July 20 (Bloomberg) -- Crude oil climbed for a second day after a report showed that U.S. supplies dropped as refineries bolstered fuel output and on speculation that European leaders will agree on steps to address the region’s debt crisis.
Oil rose 0.7 percent after the Energy Department said stockpiles fell 3.73 million barrels to 351.7 million last week. Analysts surveyed by Bloomberg News forecast a decrease of 2 million. Refineries operated at 90.3 percent of capacity, an 11-month high. European officials meet tomorrow to break a deadlock over a new Greek rescue plan.
“The crude number was very strong,” said Phil Flynn, vice president of research at PFGBest in Chicago. “Refineries are operating at the highest rate this season, which suggests there is pretty strong demand somewhere. It looks like U.S. refineries are producing a great deal of fuel for export.”
Crude oil for August delivery increased 64 cents to settle at $98.14 a barrel on the New York Mercantile Exchange. The contract expired today. The more actively traded September future advanced 54 cents, or 0.6 percent, to settle at $98.40.
Brent oil for September settlement rose $1.09, or 0.9 percent, to end the session at $118.15 a barrel on the London-based ICE Futures Europe exchange. The spread between oil in New York and Brent widened to a record $22.63 a barrel July 14. The September contracts for the grades ended today $19.75 apart.
Crude oil supplies at Cushing, Oklahoma, the physical delivery point for West Texas Intermediate oil, the grade traded in New York, tumbled 977,000 barrels to 36.7 million.
DigitalGlobe Inc. said on July 18 that Cushing inventories fell 2.5 percent from July 9 to July 14. Stockpiles held in floating-roof tanks at the hub dropped 898,000 barrels to 35.7 million barrels, satellite images taken by the Longmont, Colorado-based company show.
Refinery operations advanced 2.3 percentage points last week, the report showed. Operating rates were forecast to be unchanged, according to the median of 14 analyst estimates in a Bloomberg News survey.
“We had a bump in refinery operating rates, so crude oil was converted into products,” said Tim Evans, an energy analyst at Citi Futures Perspective in New York. “Overall petroleum stocks ended the week higher.”
Gasoline supplies grew 757,000 barrels to 212.5 million, the first gain in five weeks. Inventories of distillate fuel, a category that includes heating oil and diesel, rose 3.43 million barrels to 148.5 million barrels. Total commercial stockpiles of crude oil and fuel climbed 3.8 million barrels to 1.07 billion.

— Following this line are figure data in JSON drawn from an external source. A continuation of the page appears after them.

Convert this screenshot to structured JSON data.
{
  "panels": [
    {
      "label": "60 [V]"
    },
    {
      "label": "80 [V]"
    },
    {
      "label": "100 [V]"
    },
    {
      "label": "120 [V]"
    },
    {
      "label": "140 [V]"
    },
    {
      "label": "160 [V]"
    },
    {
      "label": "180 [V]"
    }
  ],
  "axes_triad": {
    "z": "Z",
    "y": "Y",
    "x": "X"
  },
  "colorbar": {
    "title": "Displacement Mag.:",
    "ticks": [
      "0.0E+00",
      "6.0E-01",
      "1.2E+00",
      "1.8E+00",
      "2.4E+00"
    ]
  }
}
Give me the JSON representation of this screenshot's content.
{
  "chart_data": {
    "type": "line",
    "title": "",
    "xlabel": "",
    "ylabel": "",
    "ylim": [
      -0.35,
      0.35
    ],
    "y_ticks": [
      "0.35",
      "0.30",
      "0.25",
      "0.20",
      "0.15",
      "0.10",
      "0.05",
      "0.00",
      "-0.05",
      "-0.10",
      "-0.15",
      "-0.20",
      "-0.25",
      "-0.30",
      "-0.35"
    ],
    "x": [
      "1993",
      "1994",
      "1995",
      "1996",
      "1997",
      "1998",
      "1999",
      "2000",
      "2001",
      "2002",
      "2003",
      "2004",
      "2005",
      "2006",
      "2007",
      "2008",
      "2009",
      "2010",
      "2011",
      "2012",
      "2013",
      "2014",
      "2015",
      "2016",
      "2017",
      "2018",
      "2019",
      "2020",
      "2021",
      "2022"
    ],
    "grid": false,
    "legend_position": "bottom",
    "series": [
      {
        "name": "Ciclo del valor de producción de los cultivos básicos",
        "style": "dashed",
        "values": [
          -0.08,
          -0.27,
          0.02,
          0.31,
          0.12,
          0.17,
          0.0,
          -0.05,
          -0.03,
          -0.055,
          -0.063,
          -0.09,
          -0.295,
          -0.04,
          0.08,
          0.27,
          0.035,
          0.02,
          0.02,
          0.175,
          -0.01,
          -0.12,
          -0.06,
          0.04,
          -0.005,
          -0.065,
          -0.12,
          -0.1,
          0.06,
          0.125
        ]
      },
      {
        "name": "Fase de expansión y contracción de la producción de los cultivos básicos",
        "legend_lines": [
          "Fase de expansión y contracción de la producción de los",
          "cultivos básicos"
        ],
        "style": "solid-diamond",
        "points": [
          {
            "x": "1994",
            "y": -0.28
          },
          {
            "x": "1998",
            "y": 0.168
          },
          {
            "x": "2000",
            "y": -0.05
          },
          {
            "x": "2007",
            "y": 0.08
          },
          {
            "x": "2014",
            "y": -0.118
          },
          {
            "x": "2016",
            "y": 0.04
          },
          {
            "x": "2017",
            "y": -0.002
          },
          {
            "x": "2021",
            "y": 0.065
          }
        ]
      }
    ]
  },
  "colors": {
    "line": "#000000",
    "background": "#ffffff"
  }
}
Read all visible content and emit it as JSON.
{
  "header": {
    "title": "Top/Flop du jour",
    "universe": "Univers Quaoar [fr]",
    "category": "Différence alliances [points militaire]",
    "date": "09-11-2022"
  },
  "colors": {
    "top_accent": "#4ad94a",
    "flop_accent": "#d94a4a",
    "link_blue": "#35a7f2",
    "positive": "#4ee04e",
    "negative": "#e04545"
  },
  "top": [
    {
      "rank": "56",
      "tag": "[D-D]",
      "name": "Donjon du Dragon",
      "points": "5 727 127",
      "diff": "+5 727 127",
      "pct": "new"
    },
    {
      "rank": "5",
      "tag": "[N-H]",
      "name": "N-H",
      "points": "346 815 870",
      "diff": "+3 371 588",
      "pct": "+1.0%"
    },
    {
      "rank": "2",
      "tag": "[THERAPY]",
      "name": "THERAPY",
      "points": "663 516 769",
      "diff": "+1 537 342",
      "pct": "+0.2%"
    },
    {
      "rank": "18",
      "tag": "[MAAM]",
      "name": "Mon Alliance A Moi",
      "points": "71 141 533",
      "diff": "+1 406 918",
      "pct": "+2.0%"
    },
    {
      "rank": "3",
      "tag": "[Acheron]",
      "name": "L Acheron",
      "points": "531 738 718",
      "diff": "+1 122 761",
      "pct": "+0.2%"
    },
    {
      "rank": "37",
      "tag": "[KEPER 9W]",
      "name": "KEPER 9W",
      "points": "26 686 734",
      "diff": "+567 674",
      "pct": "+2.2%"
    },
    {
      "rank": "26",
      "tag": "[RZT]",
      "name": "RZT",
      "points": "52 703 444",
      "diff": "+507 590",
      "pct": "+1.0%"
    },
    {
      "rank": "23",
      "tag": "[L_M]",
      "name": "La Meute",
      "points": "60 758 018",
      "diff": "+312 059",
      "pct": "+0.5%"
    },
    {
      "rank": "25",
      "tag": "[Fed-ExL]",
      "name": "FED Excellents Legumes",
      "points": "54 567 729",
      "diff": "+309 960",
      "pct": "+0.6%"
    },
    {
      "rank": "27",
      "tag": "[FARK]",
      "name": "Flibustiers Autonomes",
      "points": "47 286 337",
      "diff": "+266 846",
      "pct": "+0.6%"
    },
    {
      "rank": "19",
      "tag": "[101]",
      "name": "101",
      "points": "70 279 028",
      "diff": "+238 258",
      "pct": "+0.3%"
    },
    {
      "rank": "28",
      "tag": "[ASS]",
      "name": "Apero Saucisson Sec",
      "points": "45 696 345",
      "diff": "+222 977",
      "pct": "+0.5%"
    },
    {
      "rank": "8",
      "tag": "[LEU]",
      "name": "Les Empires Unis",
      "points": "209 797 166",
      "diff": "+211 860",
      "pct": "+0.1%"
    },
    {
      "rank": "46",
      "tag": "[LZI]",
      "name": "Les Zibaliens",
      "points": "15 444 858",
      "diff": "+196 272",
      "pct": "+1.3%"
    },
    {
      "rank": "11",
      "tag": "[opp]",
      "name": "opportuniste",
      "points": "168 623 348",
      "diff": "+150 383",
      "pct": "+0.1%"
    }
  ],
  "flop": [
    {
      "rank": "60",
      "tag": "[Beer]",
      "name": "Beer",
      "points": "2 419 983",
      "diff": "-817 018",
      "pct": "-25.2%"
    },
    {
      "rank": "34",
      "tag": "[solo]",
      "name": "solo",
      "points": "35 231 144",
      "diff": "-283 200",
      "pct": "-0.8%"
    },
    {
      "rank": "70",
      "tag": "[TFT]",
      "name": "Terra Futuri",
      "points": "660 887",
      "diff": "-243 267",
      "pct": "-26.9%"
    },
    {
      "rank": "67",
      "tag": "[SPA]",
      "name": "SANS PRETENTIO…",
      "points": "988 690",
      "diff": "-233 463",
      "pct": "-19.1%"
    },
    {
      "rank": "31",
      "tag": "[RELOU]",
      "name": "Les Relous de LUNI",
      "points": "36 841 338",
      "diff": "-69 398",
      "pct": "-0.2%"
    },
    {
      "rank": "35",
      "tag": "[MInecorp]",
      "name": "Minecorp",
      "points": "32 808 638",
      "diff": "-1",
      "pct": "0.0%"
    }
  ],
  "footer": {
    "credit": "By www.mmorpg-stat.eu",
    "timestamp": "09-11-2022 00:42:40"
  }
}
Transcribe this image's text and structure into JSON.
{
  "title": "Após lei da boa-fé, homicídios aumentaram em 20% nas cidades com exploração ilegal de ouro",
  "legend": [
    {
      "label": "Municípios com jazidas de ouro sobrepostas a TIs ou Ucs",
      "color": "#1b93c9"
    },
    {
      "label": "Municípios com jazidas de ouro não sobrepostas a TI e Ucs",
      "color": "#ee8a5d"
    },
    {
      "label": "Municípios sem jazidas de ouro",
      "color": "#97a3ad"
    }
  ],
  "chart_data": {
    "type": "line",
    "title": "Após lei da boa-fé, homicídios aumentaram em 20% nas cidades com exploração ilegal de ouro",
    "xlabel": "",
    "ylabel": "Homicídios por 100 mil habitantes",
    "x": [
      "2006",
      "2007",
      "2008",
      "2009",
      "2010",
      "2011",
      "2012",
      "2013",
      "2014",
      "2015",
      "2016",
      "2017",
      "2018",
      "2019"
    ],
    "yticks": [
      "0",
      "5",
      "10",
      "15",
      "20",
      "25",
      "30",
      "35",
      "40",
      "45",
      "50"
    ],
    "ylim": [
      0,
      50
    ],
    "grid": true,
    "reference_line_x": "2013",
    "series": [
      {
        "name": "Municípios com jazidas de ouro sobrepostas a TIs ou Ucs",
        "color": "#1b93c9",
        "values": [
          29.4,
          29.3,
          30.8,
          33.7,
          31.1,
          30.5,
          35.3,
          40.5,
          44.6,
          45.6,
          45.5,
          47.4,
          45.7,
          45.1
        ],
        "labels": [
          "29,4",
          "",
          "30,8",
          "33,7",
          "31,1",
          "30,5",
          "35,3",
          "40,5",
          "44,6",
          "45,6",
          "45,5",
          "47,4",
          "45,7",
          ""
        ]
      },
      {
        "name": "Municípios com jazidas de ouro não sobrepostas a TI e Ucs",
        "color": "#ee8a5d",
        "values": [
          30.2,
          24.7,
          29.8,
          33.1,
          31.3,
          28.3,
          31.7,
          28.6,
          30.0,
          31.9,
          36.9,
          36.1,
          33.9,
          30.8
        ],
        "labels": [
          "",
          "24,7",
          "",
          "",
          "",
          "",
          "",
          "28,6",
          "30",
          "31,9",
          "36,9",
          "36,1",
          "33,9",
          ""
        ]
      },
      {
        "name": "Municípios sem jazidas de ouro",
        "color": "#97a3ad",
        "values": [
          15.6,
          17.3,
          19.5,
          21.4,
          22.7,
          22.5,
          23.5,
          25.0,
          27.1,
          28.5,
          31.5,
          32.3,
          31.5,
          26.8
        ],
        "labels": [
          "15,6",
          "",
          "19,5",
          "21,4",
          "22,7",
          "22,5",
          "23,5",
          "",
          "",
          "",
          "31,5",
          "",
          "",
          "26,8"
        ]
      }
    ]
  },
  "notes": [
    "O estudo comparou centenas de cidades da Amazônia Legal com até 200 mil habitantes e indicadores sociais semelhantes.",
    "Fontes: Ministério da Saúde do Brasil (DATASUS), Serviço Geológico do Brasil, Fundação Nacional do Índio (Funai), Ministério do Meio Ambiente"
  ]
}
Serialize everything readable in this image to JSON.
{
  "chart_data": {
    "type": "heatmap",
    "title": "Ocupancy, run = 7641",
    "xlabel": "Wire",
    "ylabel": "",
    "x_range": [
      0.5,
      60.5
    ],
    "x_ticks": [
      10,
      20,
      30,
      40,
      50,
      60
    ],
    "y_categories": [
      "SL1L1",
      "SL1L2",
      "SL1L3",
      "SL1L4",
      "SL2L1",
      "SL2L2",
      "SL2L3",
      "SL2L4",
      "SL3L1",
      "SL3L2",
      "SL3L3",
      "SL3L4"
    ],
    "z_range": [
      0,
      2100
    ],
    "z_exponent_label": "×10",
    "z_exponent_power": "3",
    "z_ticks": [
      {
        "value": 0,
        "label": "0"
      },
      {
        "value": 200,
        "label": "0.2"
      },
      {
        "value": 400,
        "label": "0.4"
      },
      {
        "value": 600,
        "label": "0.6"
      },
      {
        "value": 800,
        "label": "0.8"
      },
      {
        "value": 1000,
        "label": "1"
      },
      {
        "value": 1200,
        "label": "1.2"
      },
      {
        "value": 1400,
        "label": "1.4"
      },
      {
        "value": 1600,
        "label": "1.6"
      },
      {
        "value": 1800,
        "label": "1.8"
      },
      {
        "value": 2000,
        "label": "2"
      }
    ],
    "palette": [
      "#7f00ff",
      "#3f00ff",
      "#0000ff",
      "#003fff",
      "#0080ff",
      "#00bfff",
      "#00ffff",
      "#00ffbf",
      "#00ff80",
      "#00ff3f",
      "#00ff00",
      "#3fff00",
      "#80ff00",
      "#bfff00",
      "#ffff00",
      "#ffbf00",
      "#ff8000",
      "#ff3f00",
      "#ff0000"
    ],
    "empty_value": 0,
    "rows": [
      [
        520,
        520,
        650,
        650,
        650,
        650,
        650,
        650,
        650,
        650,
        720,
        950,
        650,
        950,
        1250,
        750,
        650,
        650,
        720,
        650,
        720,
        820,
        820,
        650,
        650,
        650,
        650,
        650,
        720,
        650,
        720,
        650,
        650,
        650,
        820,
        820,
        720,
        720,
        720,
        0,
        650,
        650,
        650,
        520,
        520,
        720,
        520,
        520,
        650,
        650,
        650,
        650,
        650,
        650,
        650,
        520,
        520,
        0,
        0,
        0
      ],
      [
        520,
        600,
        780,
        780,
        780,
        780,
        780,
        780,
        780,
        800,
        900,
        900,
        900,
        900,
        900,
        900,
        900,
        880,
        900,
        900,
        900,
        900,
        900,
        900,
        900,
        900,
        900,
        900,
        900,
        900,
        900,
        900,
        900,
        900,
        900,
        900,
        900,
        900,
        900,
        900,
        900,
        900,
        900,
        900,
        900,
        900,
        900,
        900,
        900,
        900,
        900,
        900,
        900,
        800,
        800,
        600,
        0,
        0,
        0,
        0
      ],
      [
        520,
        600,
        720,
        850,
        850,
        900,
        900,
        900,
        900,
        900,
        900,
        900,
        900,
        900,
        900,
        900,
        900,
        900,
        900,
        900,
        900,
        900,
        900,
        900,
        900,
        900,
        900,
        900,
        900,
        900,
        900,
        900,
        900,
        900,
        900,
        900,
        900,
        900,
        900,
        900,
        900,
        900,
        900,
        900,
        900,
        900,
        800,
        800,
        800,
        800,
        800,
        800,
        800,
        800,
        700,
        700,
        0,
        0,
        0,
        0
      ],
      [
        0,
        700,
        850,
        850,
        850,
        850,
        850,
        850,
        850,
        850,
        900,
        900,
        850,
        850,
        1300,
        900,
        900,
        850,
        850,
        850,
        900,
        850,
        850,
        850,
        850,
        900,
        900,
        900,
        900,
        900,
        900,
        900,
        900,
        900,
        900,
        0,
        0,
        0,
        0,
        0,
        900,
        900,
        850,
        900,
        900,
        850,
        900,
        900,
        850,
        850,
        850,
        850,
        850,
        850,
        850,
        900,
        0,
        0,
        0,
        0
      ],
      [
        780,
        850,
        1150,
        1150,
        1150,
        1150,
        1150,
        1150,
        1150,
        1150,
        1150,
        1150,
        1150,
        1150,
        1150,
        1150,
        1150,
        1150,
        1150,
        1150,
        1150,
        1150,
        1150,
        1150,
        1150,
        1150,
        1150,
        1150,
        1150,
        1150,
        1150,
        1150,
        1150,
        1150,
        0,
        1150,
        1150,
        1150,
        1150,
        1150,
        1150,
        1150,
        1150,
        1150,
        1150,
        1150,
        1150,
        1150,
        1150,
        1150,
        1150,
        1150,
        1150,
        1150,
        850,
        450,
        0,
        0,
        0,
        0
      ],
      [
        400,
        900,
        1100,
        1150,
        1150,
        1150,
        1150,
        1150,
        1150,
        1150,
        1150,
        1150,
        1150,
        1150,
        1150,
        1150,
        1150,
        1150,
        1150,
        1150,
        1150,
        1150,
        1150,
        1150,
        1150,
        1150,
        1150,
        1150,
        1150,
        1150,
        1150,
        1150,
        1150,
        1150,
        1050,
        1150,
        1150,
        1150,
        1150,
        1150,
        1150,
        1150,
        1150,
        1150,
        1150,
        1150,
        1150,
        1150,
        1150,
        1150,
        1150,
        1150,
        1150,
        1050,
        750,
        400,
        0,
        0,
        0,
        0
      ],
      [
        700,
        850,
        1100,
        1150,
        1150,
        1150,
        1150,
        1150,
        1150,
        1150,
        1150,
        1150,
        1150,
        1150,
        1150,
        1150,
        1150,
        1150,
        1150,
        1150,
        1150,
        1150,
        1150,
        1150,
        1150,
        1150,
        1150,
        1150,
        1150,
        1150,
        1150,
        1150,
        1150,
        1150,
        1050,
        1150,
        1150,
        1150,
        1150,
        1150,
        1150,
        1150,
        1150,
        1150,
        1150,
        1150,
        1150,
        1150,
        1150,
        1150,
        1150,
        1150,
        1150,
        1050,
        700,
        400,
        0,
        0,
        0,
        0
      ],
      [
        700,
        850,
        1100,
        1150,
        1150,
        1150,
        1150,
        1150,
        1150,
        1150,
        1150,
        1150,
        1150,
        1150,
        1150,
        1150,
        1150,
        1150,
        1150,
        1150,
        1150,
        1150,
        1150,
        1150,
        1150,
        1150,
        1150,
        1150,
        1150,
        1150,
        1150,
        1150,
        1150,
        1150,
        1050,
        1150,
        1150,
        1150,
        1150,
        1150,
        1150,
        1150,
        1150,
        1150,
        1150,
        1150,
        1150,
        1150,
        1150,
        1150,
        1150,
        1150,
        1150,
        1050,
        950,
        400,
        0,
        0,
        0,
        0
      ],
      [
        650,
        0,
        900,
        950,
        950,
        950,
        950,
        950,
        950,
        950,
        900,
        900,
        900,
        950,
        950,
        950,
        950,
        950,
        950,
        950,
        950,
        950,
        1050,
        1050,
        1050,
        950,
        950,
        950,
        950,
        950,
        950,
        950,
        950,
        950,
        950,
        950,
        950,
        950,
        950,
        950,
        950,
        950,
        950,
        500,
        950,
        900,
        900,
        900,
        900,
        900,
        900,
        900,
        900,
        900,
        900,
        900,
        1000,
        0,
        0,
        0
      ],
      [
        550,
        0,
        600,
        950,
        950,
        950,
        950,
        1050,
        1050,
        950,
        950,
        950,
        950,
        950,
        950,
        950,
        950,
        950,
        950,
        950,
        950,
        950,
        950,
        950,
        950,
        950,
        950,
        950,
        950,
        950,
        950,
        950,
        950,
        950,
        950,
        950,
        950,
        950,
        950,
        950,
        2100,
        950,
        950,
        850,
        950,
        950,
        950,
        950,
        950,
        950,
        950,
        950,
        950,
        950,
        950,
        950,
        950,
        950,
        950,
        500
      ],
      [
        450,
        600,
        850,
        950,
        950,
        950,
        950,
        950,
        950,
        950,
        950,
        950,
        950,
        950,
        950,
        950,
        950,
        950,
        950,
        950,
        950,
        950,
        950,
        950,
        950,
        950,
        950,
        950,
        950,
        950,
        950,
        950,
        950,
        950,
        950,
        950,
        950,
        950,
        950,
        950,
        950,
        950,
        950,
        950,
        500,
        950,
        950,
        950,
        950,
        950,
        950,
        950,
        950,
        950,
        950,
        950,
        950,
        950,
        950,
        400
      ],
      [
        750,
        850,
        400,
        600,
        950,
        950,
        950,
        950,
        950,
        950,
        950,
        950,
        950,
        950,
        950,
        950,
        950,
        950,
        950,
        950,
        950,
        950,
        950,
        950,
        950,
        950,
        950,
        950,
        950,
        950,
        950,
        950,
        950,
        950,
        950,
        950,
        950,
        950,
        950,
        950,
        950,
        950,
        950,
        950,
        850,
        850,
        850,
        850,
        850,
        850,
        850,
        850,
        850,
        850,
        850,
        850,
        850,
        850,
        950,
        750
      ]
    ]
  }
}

Profit margins for refiners, as expressed by the so-called crack spread, climbed to a record $34.993 a barrel July 14, based on New York futures prices. The hypothetical profit to refine three barrels of oil into two barrels of gasoline and one of heating oil was $32.10 a barrel, based on today’s settlement prices of September contracts.
“Barrels are going to other countries because of the Brent premium,” said Kyle Cooper, director of research for IAF Advisors in Houston. “If you are a refiner who can get your hands on WTI, you are going to process it because the margins are out of sight. The crack spread is wide enough that you will do well even with more expensive grades.”
The Energy Department will deliver about 7.7 million barrels of crude oil from the U.S. Strategic Petroleum Reserve in July, according to a notice on its website. The rest of the 30.64 million-barrel release will be delivered in August.
“The crude numbers weren’t as bullish as the first looked,” said Bill O’Grady, chief market strategist at Confluence Investment Management in St. Louis. “People were probably making room for SPR barrels, which will soon start showing up in the data.”
German Chancellor Angela Merkel and French President Nicolas Sarkozy are meeting in Berlin today to seek common ground on fighting the region’s debt crisis before tomorrow’s European summit, a meeting that their Greek counterpart says could make or break the euro.
“There’s optimism that an agreement will come out of tomorrow’s EU summit, will be enough to calm fears about the debt crisis,” said Addison Armstrong, director of market research at Tradition Energy in Stamford, Connecticut.
European officials are considering steps previously rejected by Germany, including the use of precautionary credit lines, to prevent the spread of the region’s debt crisis, a person close to the talks said. Other options up for discussion include enabling the main 440 billion-euro ($626 billion) rescue fund to lend to recapitalize banks, said the person, who declined to be named because negotiations are in progress.
U.S. Deficit Proposal
President Barack Obama endorsed a U.S. deficit-cutting proposal by a bipartisan group of senators. The plan for a $3.7 trillion debt reduction faces resistance from House Republicans as lawmakers intensify efforts for a compromise on government spending less than two weeks before a threatened default.
Oil volume in electronic trading on the Nymex was 454,225 contracts as of 3:11 p.m. in New York. Volume totaled 617,053 contracts yesterday, 8.3 percent below the average of the past three months. Open interest was 1.49 million contracts.